O Grupo Uni.co, detentor das marcas Imaginarium, Puket, Casa MinD e Love Brands, que integra a Americanas S.A. desde 2021, também estuda a aquisição de uma nova vertical de produtos voltados ao segmento geek. “Acreditamos muito no potencial desse mercado e podemos aumentar a nossa oferta de produtos exclusivos e diferenciados para atender as necessidades desses públicos, fortalecendo ainda mais a nossa relação com o público jovem e novas gerações de consumidores”, afirmou Wellington Santos, CEO da companhia.

Movidos pelo sentimento

"A principal diferença do público nerd ou geek é que ele é movido por sentimento. Não é commodity", disse João Paulo Sette, CEO do Social Comics, primeira plataforma de quadrinhos digitais. Há anos no mercado, especialmente com atuação na organização de eventos de RPG e Anime no Nordeste, antes de ser empreendedor, ele era um consumidor. "A ideia surgiu lá atrás, em 2011. Eu sempre curti muito ler quadrinhos, jogar RPG, sempre fui nerd. Então pensei se não seria interessante levar os quadrinhos para o ambiente digital. Não conhecia nenhum app que fizesse isso na época, depois que descobri a existência de outro app nos Estados Unidos. Foi basicamente unir duas coisas que gosto, que são quadrinhos e tecnologia", contou.
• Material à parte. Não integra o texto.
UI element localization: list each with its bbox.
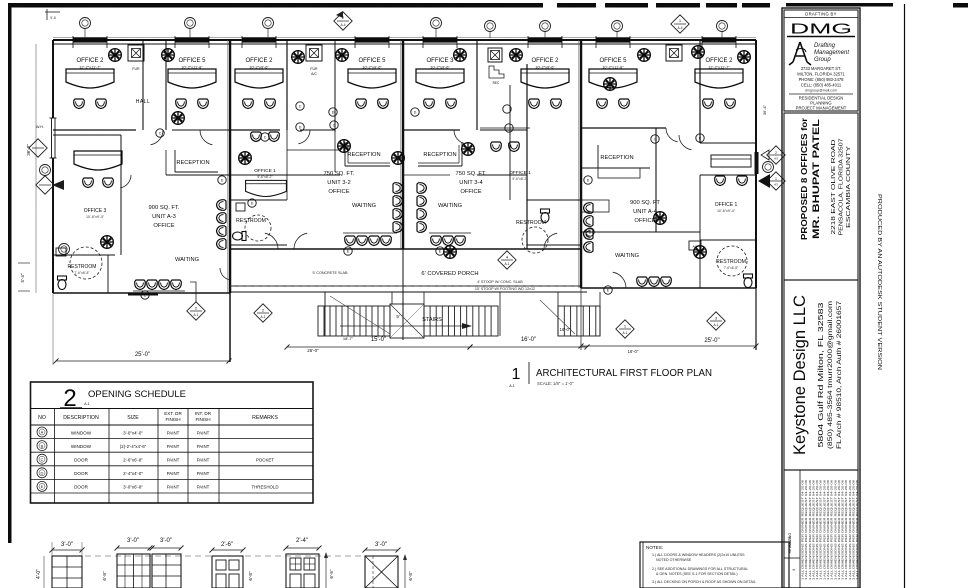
stairs right flight: [424, 306, 498, 336]
plant x=342 y=55: [336, 49, 349, 62]
door swing arc: [679, 135, 691, 150]
door tag E: [344, 247, 352, 255]
chairs in office x=90: [74, 99, 85, 109]
dimension 25-0 unit1: [56, 360, 229, 362]
window on top wall x=372: [355, 37, 389, 42]
waiting chairs unit4: [637, 277, 672, 287]
steps symbol unit3: [489, 66, 504, 78]
plant x=344 y=146: [338, 140, 351, 153]
dimension 16-0 stairs: [470, 346, 587, 348]
plant x=115 y=55: [109, 49, 122, 62]
window on top wall x=613: [596, 37, 630, 42]
window marker circle: [540, 21, 551, 32]
window in left wall: [50, 118, 57, 158]
door tag C: [651, 135, 659, 143]
FUR closet unit4: [666, 45, 682, 61]
party wall unit3/unit4: [580, 40, 583, 288]
schedule row D: [31, 478, 314, 480]
scan noise overlay: [0, 0, 1, 1]
unit1 front wall: [53, 292, 230, 294]
reception desk unit2: [344, 142, 346, 166]
stair side walls: [324, 292, 326, 336]
window elevation B left: [117, 554, 150, 588]
door elevation D height dim: [325, 554, 327, 588]
unit3 interior walls: [476, 40, 478, 130]
unit3 office4 desk: [491, 142, 502, 152]
desk in office x=259: [235, 69, 283, 88]
door tag C: [696, 134, 704, 142]
door tag D: [296, 123, 304, 131]
desk in office x=440: [416, 69, 464, 88]
left small marker circle: [59, 244, 70, 255]
schedule row B: [31, 451, 314, 453]
DMG compass logo: [789, 42, 811, 65]
window jamb ticks: [701, 36, 703, 48]
door tag E: [436, 247, 444, 255]
unit1 office3 desk: [74, 151, 122, 170]
AC box unit4: [689, 241, 701, 250]
door elevation E: [365, 556, 398, 588]
right side diamond 2: [767, 172, 785, 190]
door elevation D: [286, 554, 319, 588]
waiting chairs unit2: [345, 236, 392, 246]
door tag C: [296, 102, 304, 110]
window elevation B right: [152, 554, 181, 588]
door tag C: [156, 129, 164, 137]
window elevation A: [52, 556, 82, 588]
section diamond top 1: [334, 12, 352, 30]
window on top wall x=719: [702, 37, 736, 42]
section diamond 2/A-1: [187, 302, 205, 320]
plant x=168 y=55: [162, 49, 175, 62]
chairs in office x=259: [243, 99, 254, 109]
door swing arc: [298, 130, 310, 144]
door swing arc: [666, 128, 678, 142]
waiting chairs unit1: [135, 280, 182, 290]
plant x=516 y=55: [510, 49, 523, 62]
restroom unit1 fixtures: [58, 276, 67, 290]
door elevation C: [212, 556, 243, 588]
middle units front wall: [230, 248, 581, 250]
top-left corner ticks: [45, 11, 60, 13]
door swing arc: [613, 272, 626, 288]
unit4 front wall: [581, 287, 756, 289]
door tag E: [141, 291, 149, 299]
left marker circle 2: [40, 165, 51, 176]
door swing arc: [200, 130, 212, 145]
window jamb ticks: [422, 36, 424, 48]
Como uma banca virtual, onde as pessoas podem comprar, alugar ou assinar planos para ler os seus quadrinhos, a plataforma hoje conta com mais de 3 mil quadrinhos licenciados disponíveis. Sette avalia que, no Brasil, o mercado começou a despertar para esse universo após a primeira CCXP, em 2014, cobrindo as principais áreas dessa indústria, como videogames, histórias em quadrinhos, filmes e séries para TV.

"Em um exemplo simples do nosso dia a dia, ou eu abasteço meu carro em um posto perto de casa ou vou atrás de um com valor menor, o pensamento é pela comodidade ou economia. Já o fã percorre milhares de quilômetros de distância, paga três vezes mais caro e se expõe a qualquer coisa, muitas vezes para apenas ver seu ídolo de perto ou adquirir alguma coisa que deseja muito. Não há limite para o sentimento, é por isso que o geek consome mais: o sentimento por aquilo é o verdadeiro combustível", ressaltou Sette.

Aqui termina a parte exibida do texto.